Northern vs Southern Hemisphere calendar
Most international schools globally follow Northern Hemisphere academic calendars: August/September start, June/July end, with main summer break in July-August. This applies regardless of school location. international schools in Sydney, Auckland, Buenos Aires and Sao Paulo typically run Northern Hemisphere calendar to align with global mobility patterns and university calendars in the US/UK/Europe.
Local-curriculum schools (NZ NCEA schools, Australian state schools, Brazilian schools) follow local academic calendars (NZ: late January start; Australia: late January; Brazil: February start). For Australian/NZ-based families considering international schools, this can create alignment challenges if siblings are in different curriculum systems.
Typical international school holiday structure
Standard international school year structure: 36-38 weeks of teaching, 13-15 weeks of holiday across the year.
Autumn term (September-December): 14-16 weeks. Mid-term break in October (1 week). Winter break around 22 December - 7 January (2-3 weeks).
Spring term (January-April): 11-13 weeks. Mid-term break in February (1 week). Easter/spring break (1-2 weeks).
Summer term (April/May - June/July): 10-12 weeks. May half-term (1 week at British-curriculum schools). End of academic year typically last week of June.
Summer break (July-August): 6-8 weeks.
How holidays vary by curriculum
British-curriculum schools tend to have longer Christmas and Easter breaks (3 weeks each), shorter summer (6 weeks). American-curriculum schools tend to have shorter Christmas (2 weeks), shorter Easter (1 week), longer summer (8-9 weeks). IB schools tend to align with British calendars in primary and middle years, with adjusted secondary calendar around IB exam dates (May).
Local public holiday alignment
International schools typically observe major local public holidays alongside their own calendar. UAE schools observe Eid Al-Fitr, Eid Al-Adha (1-3 days each); Singapore schools observe Chinese New Year (2 days), Hari Raya, Deepavali; China schools observe Chinese New Year (1 week typically); Saudi Arabia schools observe Eid (1 week), Saudi National Day. Worth checking specific schools' published calendars when planning travel. local holiday dates shift annually based on lunar calendars.
The exam-period calendar
IB Diploma exams run early-mid May. A-Level exams run May-June. AP exams run early-mid May. For sixth-form students, this concentrates exam stress around late April/May regardless of school. After exams, sixth-form students typically have lengthy breaks before graduation. Many schools end formal teaching for Year 13/Grade 12 in April, with graduation ceremonies in late May/early June.
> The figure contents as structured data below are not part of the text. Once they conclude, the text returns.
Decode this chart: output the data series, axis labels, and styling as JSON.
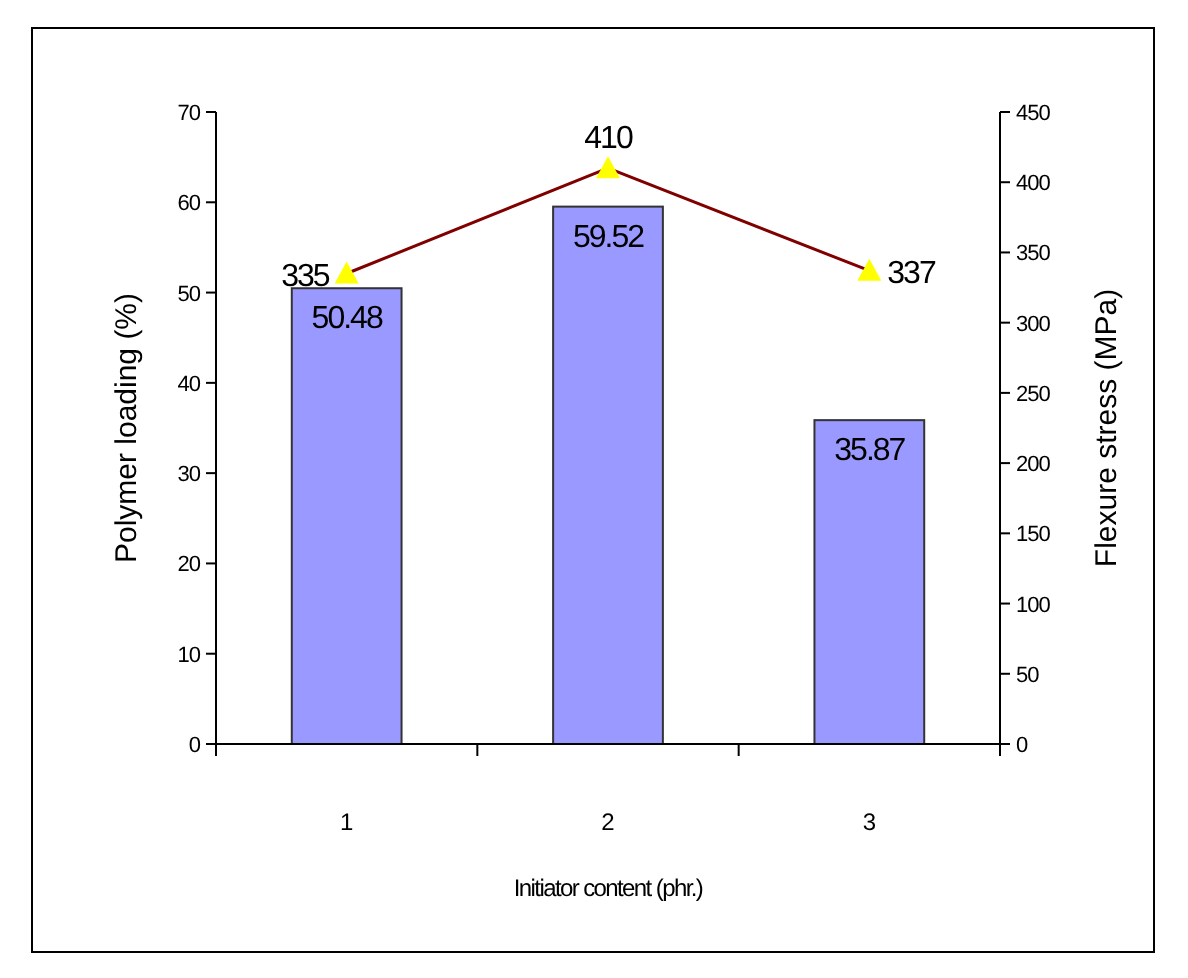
{
  "chart_data": {
    "type": "bar",
    "xlabel": "Initiator content (phr.)",
    "ylabel": "Polymer loading (%)",
    "y2label": "Flexure stress (MPa)",
    "categories": [
      "1",
      "2",
      "3"
    ],
    "series": [
      {
        "color": "#9999ff",
        "values": [
          50.48,
          59.52,
          35.87
        ]
      },
      {
        "type": "line",
        "axis": "y2",
        "color": "#800000",
        "marker": "triangle",
        "values": [
          335,
          410,
          337
        ]
      }
    ],
    "ylim": [
      0,
      70
    ],
    "yticks": [
      0,
      10,
      20,
      30,
      40,
      50,
      60,
      70
    ],
    "y2lim": [
      0,
      450
    ],
    "y2ticks": [
      0,
      50,
      100,
      150,
      200,
      250,
      300,
      350,
      400,
      450
    ],
    "data_labels": true,
    "grid": false
  }
}
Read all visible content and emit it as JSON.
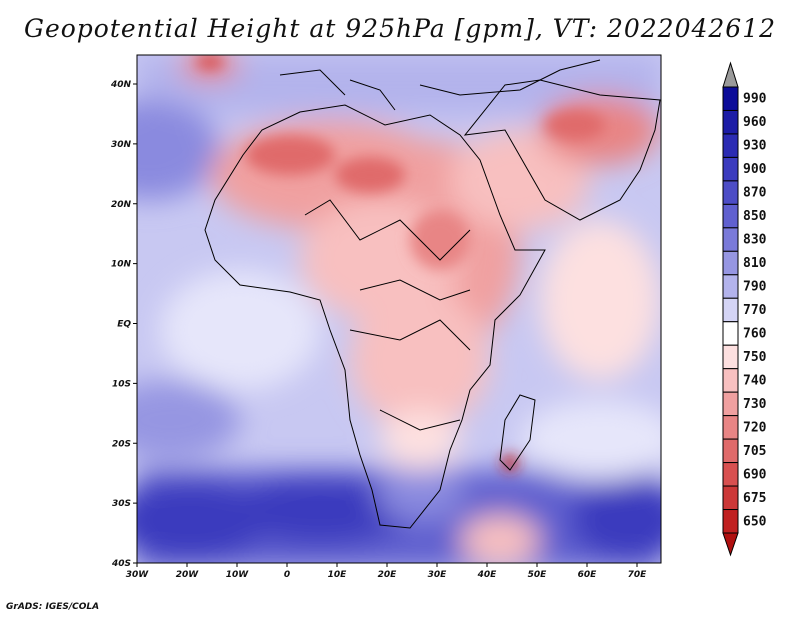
{
  "title": "Geopotential Height at 925hPa [gpm], VT: 2022042612",
  "credit": "GrADS: IGES/COLA",
  "map": {
    "lon_labels": [
      "30W",
      "20W",
      "10W",
      "0",
      "10E",
      "20E",
      "30E",
      "40E",
      "50E",
      "60E",
      "70E"
    ],
    "lat_labels": [
      "40N",
      "30N",
      "20N",
      "10N",
      "EQ",
      "10S",
      "20S",
      "30S",
      "40S"
    ]
  },
  "colorbar": {
    "levels": [
      {
        "label": "990",
        "color": "#0c0c99"
      },
      {
        "label": "960",
        "color": "#1c1ca6"
      },
      {
        "label": "930",
        "color": "#2b2bb3"
      },
      {
        "label": "900",
        "color": "#3b3bbe"
      },
      {
        "label": "870",
        "color": "#4d4dc6"
      },
      {
        "label": "850",
        "color": "#6060cf"
      },
      {
        "label": "830",
        "color": "#7a7ad9"
      },
      {
        "label": "810",
        "color": "#9696e2"
      },
      {
        "label": "790",
        "color": "#b3b3ec"
      },
      {
        "label": "770",
        "color": "#d4d4f5"
      },
      {
        "label": "760",
        "color": "#ffffff"
      },
      {
        "label": "750",
        "color": "#fde0e0"
      },
      {
        "label": "740",
        "color": "#f8c0c0"
      },
      {
        "label": "730",
        "color": "#f0a0a0"
      },
      {
        "label": "720",
        "color": "#e88585"
      },
      {
        "label": "705",
        "color": "#e06a6a"
      },
      {
        "label": "690",
        "color": "#d85050"
      },
      {
        "label": "675",
        "color": "#cc3838"
      },
      {
        "label": "650",
        "color": "#c02020"
      }
    ],
    "over_color": "#9a9a9a",
    "under_color": "#b01010"
  }
}
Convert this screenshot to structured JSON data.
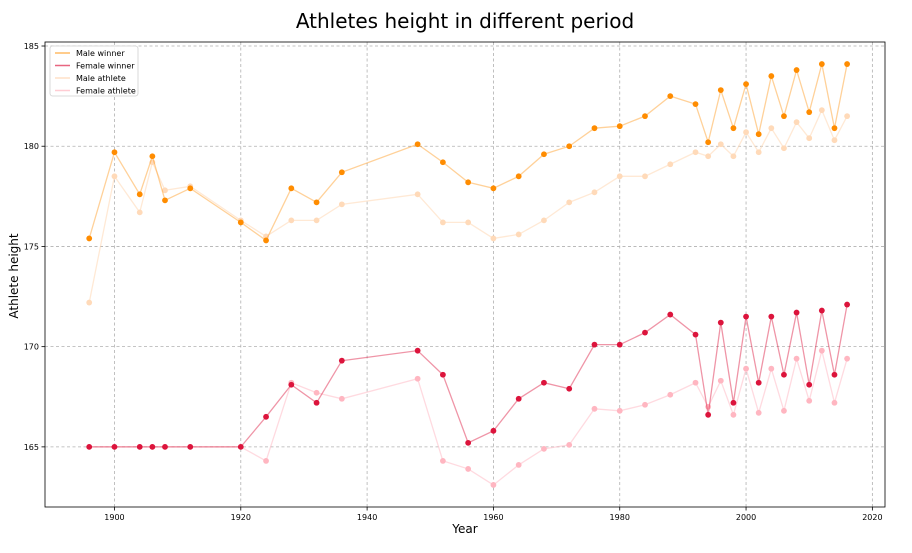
{
  "chart_data": {
    "type": "line",
    "title": "Athletes height in different period",
    "xlabel": "Year",
    "ylabel": "Athlete height",
    "xlim": [
      1889,
      2022
    ],
    "ylim": [
      162,
      185.2
    ],
    "xticks": [
      1900,
      1920,
      1940,
      1960,
      1980,
      2000,
      2020
    ],
    "yticks": [
      165,
      170,
      175,
      180,
      185
    ],
    "grid": true,
    "legend_position": "top-left",
    "series": [
      {
        "name": "Male winner",
        "color": "#ff8c00",
        "line_opacity": 0.4,
        "marker_opacity": 1,
        "x": [
          1896,
          1900,
          1904,
          1906,
          1908,
          1912,
          1920,
          1924,
          1928,
          1932,
          1936,
          1948,
          1952,
          1956,
          1960,
          1964,
          1968,
          1972,
          1976,
          1980,
          1984,
          1988,
          1992,
          1994,
          1996,
          1998,
          2000,
          2002,
          2004,
          2006,
          2008,
          2010,
          2012,
          2014,
          2016
        ],
        "y": [
          175.4,
          179.7,
          177.6,
          179.5,
          177.3,
          177.9,
          176.2,
          175.3,
          177.9,
          177.2,
          178.7,
          180.1,
          179.2,
          178.2,
          177.9,
          178.5,
          179.6,
          180.0,
          180.9,
          181.0,
          181.5,
          182.5,
          182.1,
          180.2,
          182.8,
          180.9,
          183.1,
          180.6,
          183.5,
          181.5,
          183.8,
          181.7,
          184.1,
          180.9,
          184.1
        ]
      },
      {
        "name": "Female winner",
        "color": "#dc143c",
        "line_opacity": 0.45,
        "marker_opacity": 1,
        "x": [
          1896,
          1900,
          1904,
          1906,
          1908,
          1912,
          1920,
          1924,
          1928,
          1932,
          1936,
          1948,
          1952,
          1956,
          1960,
          1964,
          1968,
          1972,
          1976,
          1980,
          1984,
          1988,
          1992,
          1994,
          1996,
          1998,
          2000,
          2002,
          2004,
          2006,
          2008,
          2010,
          2012,
          2014,
          2016
        ],
        "y": [
          165.0,
          165.0,
          165.0,
          165.0,
          165.0,
          165.0,
          165.0,
          166.5,
          168.1,
          167.2,
          169.3,
          169.8,
          168.6,
          165.2,
          165.8,
          167.4,
          168.2,
          167.9,
          170.1,
          170.1,
          170.7,
          171.6,
          170.6,
          166.6,
          171.2,
          167.2,
          171.5,
          168.2,
          171.5,
          168.6,
          171.7,
          168.1,
          171.8,
          168.6,
          172.1
        ]
      },
      {
        "name": "Male athlete",
        "color": "#ffdab9",
        "line_opacity": 0.6,
        "marker_opacity": 1,
        "x": [
          1896,
          1900,
          1904,
          1906,
          1908,
          1912,
          1920,
          1924,
          1928,
          1932,
          1936,
          1948,
          1952,
          1956,
          1960,
          1964,
          1968,
          1972,
          1976,
          1980,
          1984,
          1988,
          1992,
          1994,
          1996,
          1998,
          2000,
          2002,
          2004,
          2006,
          2008,
          2010,
          2012,
          2014,
          2016
        ],
        "y": [
          172.2,
          178.5,
          176.7,
          179.2,
          177.8,
          178.0,
          176.3,
          175.5,
          176.3,
          176.3,
          177.1,
          177.6,
          176.2,
          176.2,
          175.4,
          175.6,
          176.3,
          177.2,
          177.7,
          178.5,
          178.5,
          179.1,
          179.7,
          179.5,
          180.1,
          179.5,
          180.7,
          179.7,
          180.9,
          179.9,
          181.2,
          180.4,
          181.8,
          180.3,
          181.5
        ]
      },
      {
        "name": "Female athlete",
        "color": "#ffb6c1",
        "line_opacity": 0.5,
        "marker_opacity": 1,
        "x": [
          1896,
          1900,
          1904,
          1906,
          1908,
          1912,
          1920,
          1924,
          1928,
          1932,
          1936,
          1948,
          1952,
          1956,
          1960,
          1964,
          1968,
          1972,
          1976,
          1980,
          1984,
          1988,
          1992,
          1994,
          1996,
          1998,
          2000,
          2002,
          2004,
          2006,
          2008,
          2010,
          2012,
          2014,
          2016
        ],
        "y": [
          165.0,
          165.0,
          165.0,
          165.0,
          165.0,
          165.0,
          165.0,
          164.3,
          168.2,
          167.7,
          167.4,
          168.4,
          164.3,
          163.9,
          163.1,
          164.1,
          164.9,
          165.1,
          166.9,
          166.8,
          167.1,
          167.6,
          168.2,
          167.0,
          168.3,
          166.6,
          168.9,
          166.7,
          168.9,
          166.8,
          169.4,
          167.3,
          169.8,
          167.2,
          169.4
        ]
      }
    ]
  }
}
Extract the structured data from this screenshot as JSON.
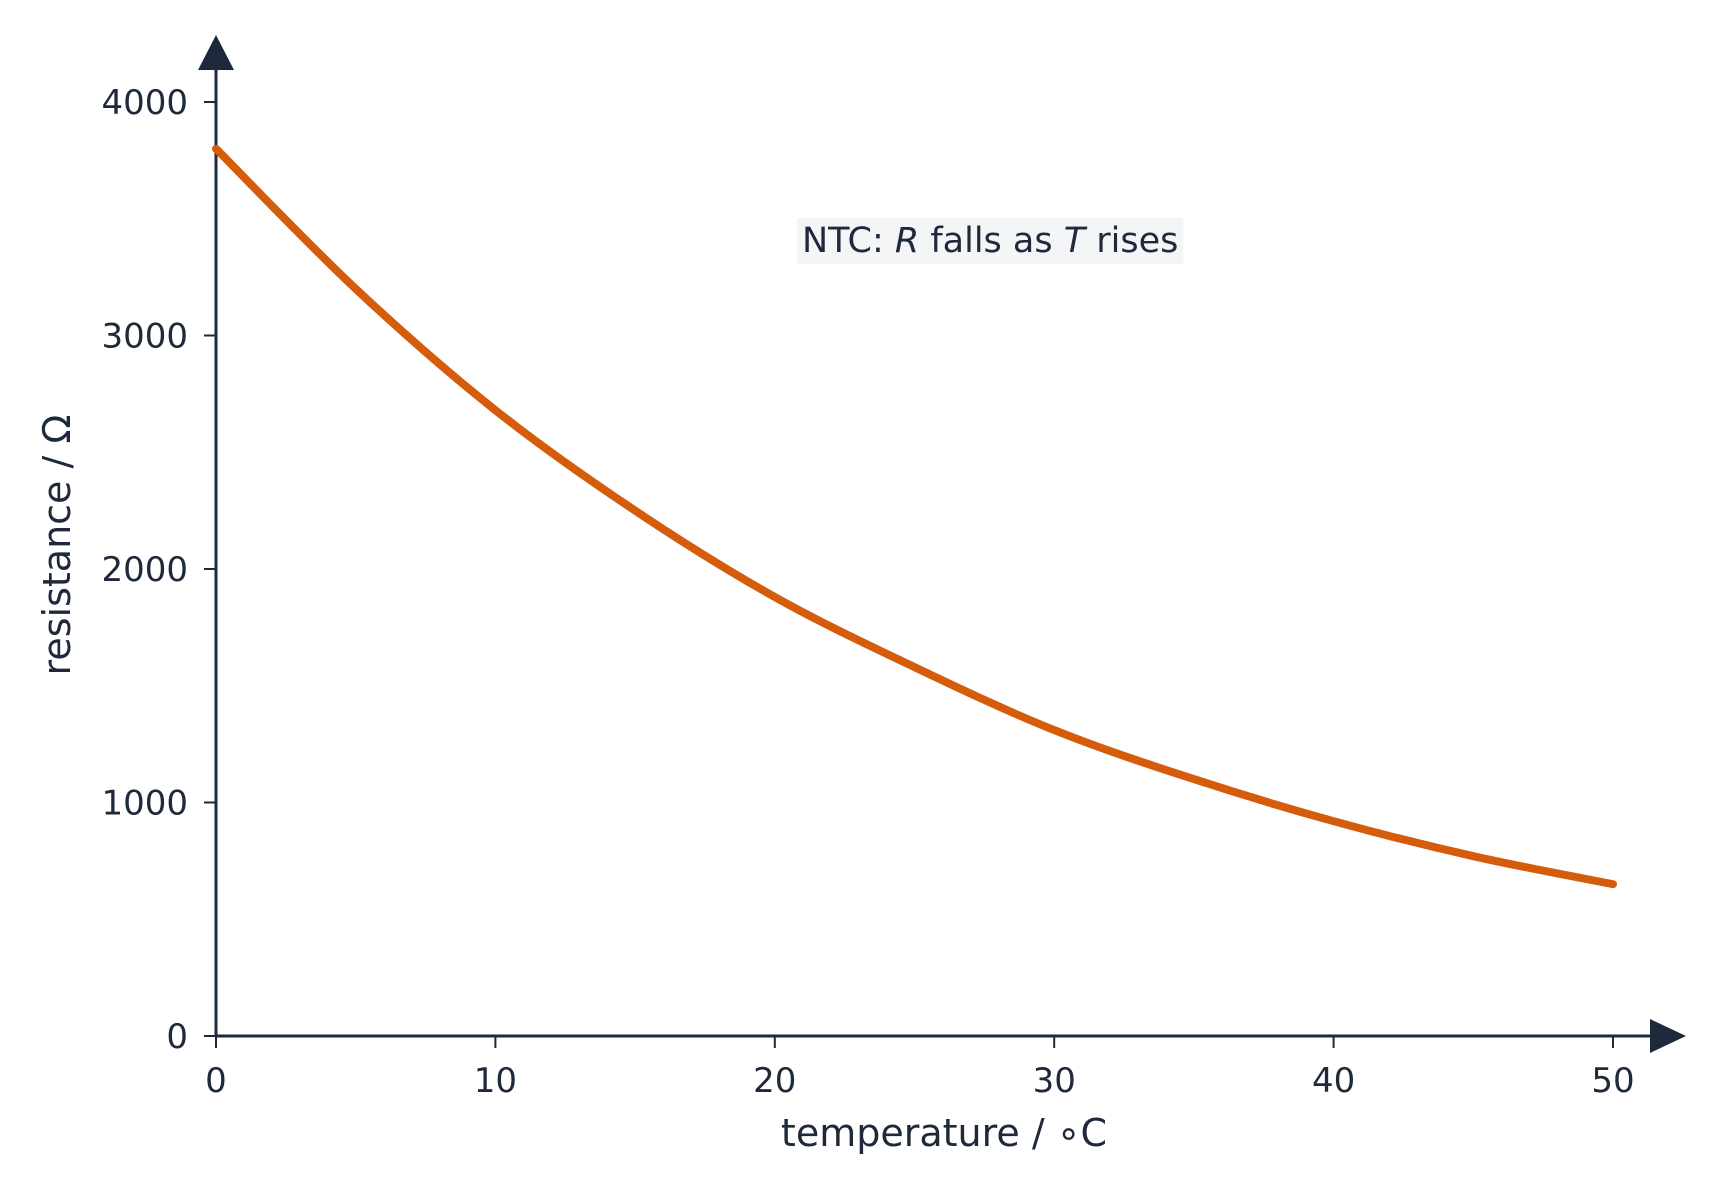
{
  "chart_data": {
    "type": "line",
    "xlabel": "temperature / ∘C",
    "ylabel": "resistance / Ω",
    "xlim": [
      0,
      50
    ],
    "ylim": [
      0,
      4000
    ],
    "x_ticks": [
      0,
      10,
      20,
      30,
      40,
      50
    ],
    "y_ticks": [
      0,
      1000,
      2000,
      3000,
      4000
    ],
    "x_tick_labels": [
      "0",
      "10",
      "20",
      "30",
      "40",
      "50"
    ],
    "y_tick_labels": [
      "0",
      "1000",
      "2000",
      "3000",
      "4000"
    ],
    "grid": false,
    "series": [
      {
        "color": "#d45c0a",
        "x": [
          0,
          5,
          10,
          15,
          20,
          25,
          30,
          35,
          40,
          45,
          50
        ],
        "y": [
          3800,
          3200,
          2680,
          2250,
          1880,
          1580,
          1310,
          1100,
          920,
          770,
          650
        ]
      }
    ],
    "annotation": {
      "prefix": "NTC: ",
      "var1": "R",
      "middle": " falls as ",
      "var2": "T",
      "suffix": " rises"
    },
    "colors": {
      "axis": "#1e293b",
      "text": "#1e293b",
      "curve": "#d45c0a",
      "annotation_bg": "#f3f5f7"
    }
  }
}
School-specific holiday days
Most schools add 4-8 "in-service days" or "professional development days" per year where school is closed for staff training. These typically appear scattered across the year. sometimes attached to public holidays to create longer weekends. Worth requesting specific calendar before signing on, particularly for working parents who need to plan childcare around closure days.
Travel planning implications
Northern Hemisphere calendar means premium travel periods (Christmas, Easter, summer) align with peak global travel demand and prices. Schools' October half-term creates good shoulder-season travel opportunities. February half-term (British-curriculum schools) offers winter sports timing. School calendars are typically published 12-18 months in advance. worth booking flights and accommodation early for major holidays.
Holiday alignment when changing schools
Family relocations between cities can create holiday alignment challenges. Most cities' international schools share roughly aligned calendars (within 2-3 weeks of each other). but exact dates vary. For families with children in different schools (different cities, different curricula), planning family time during shared holiday windows can be harder than expected. Worth confirming specific calendars early.